Wow! I don't know you but found your blog off of someone else's. You are amazing! You have such a great attitude. You keep up the good spirits! I truly believe that your attitude can make a huge different in your outcome.

My dad passed away from lung cancer about 1.5 years ago and he did great with his treatment when his spirits were high and then my sister passed away and his spirits dropped and then the treatments stopped working and he just went down hill from there.
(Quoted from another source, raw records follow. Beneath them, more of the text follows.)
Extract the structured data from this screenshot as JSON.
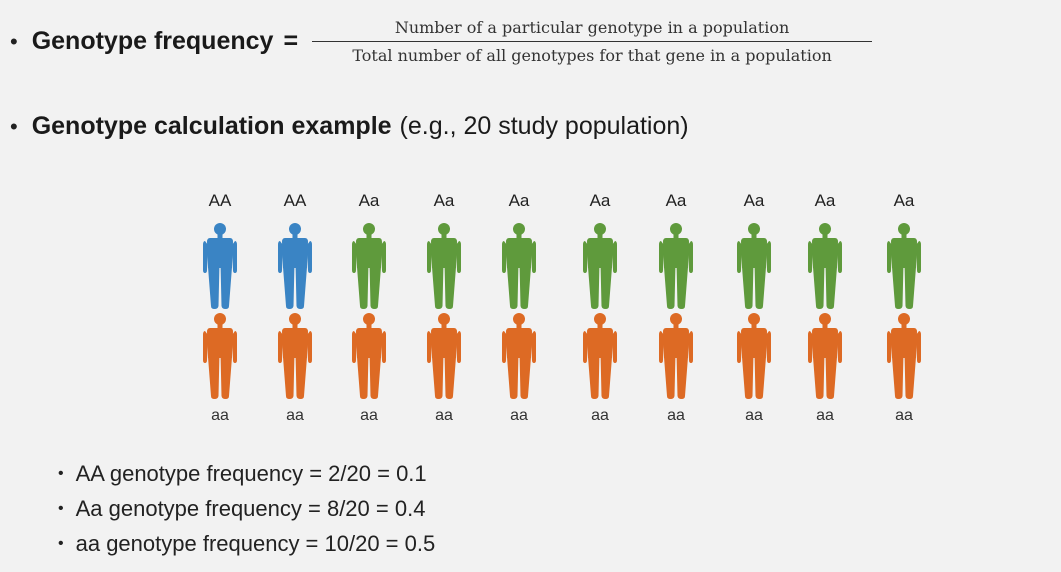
{
  "definition": {
    "term": "Genotype frequency",
    "equals": "=",
    "numerator": "Number of a particular genotype in a population",
    "denominator": "Total number of all genotypes for that gene in a population"
  },
  "example": {
    "bold": "Genotype calculation example",
    "rest": "(e.g., 20 study population)"
  },
  "colors": {
    "AA": "#3a84c4",
    "Aa": "#5f9a3c",
    "aa": "#dd6a24"
  },
  "population": [
    {
      "top": "AA",
      "bottom": "aa"
    },
    {
      "top": "AA",
      "bottom": "aa"
    },
    {
      "top": "Aa",
      "bottom": "aa"
    },
    {
      "top": "Aa",
      "bottom": "aa"
    },
    {
      "top": "Aa",
      "bottom": "aa"
    },
    {
      "top": "Aa",
      "bottom": "aa"
    },
    {
      "top": "Aa",
      "bottom": "aa"
    },
    {
      "top": "Aa",
      "bottom": "aa"
    },
    {
      "top": "Aa",
      "bottom": "aa"
    },
    {
      "top": "Aa",
      "bottom": "aa"
    }
  ],
  "results": [
    "AA genotype frequency = 2/20 = 0.1",
    "Aa genotype frequency = 8/20 = 0.4",
    "aa genotype frequency = 10/20 = 0.5"
  ]
}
Also, I think it is great that you are getting a second opinion. Also, smart to do all the research that you are. Sometimes doctors don't make the best decisions.

Good luck! =)

(btw, we are pretty close to each other...I live in Stockton)

Kristal said...

Carina-
I am thinking of you constantly. Good luck as you work your way through second opinions and specialists. You sound very strong and brave.
-Kristal

Susannah said...

Hey it's looking like I will be able to come up this weekend, so that's good. I'll be driving the van, which is kinda annoying (no radio, or cd player, or anything, and I think I'm the only person on the planet who doesn't own an ipod) but it'll actually be able to make the trip, so yeah! I'll keep you posted. :)

Anonymous said...

Carina, I'm praying for you my friend. I just read this blog. I've been gone for over a week. I'm so sorry about this but take comfort in Jesus friend. I will call you later
LOVE YA!

Andrea said...

Hey Carina,
I missed church on Sunday but I heard the news at lifegroup tonight. I am so sorry. We prayed for you tonight and will continue to lift you up in prayer. It seems like you are in good spirits, and I am thankful for that. Hope to see you soon.
Andrea

Brown Eyed Girl said...

Time for something new.. It's been like 6 days.. How was your visit with Susie?

Lacey :)

Kate said...

Carina (or Bicicleta, as i used to call you),

I'm thinking of you. Sounds a little creepy, no? But it's in a good way.

There was a little rumor that you might come to LG this week; I hope you can make it.

-- (love) kate

Quayle Covey Blog said...

Glad to see you smiling on Sunday. We are praying for your recovery and spirits. We'd love to help out anyway we can.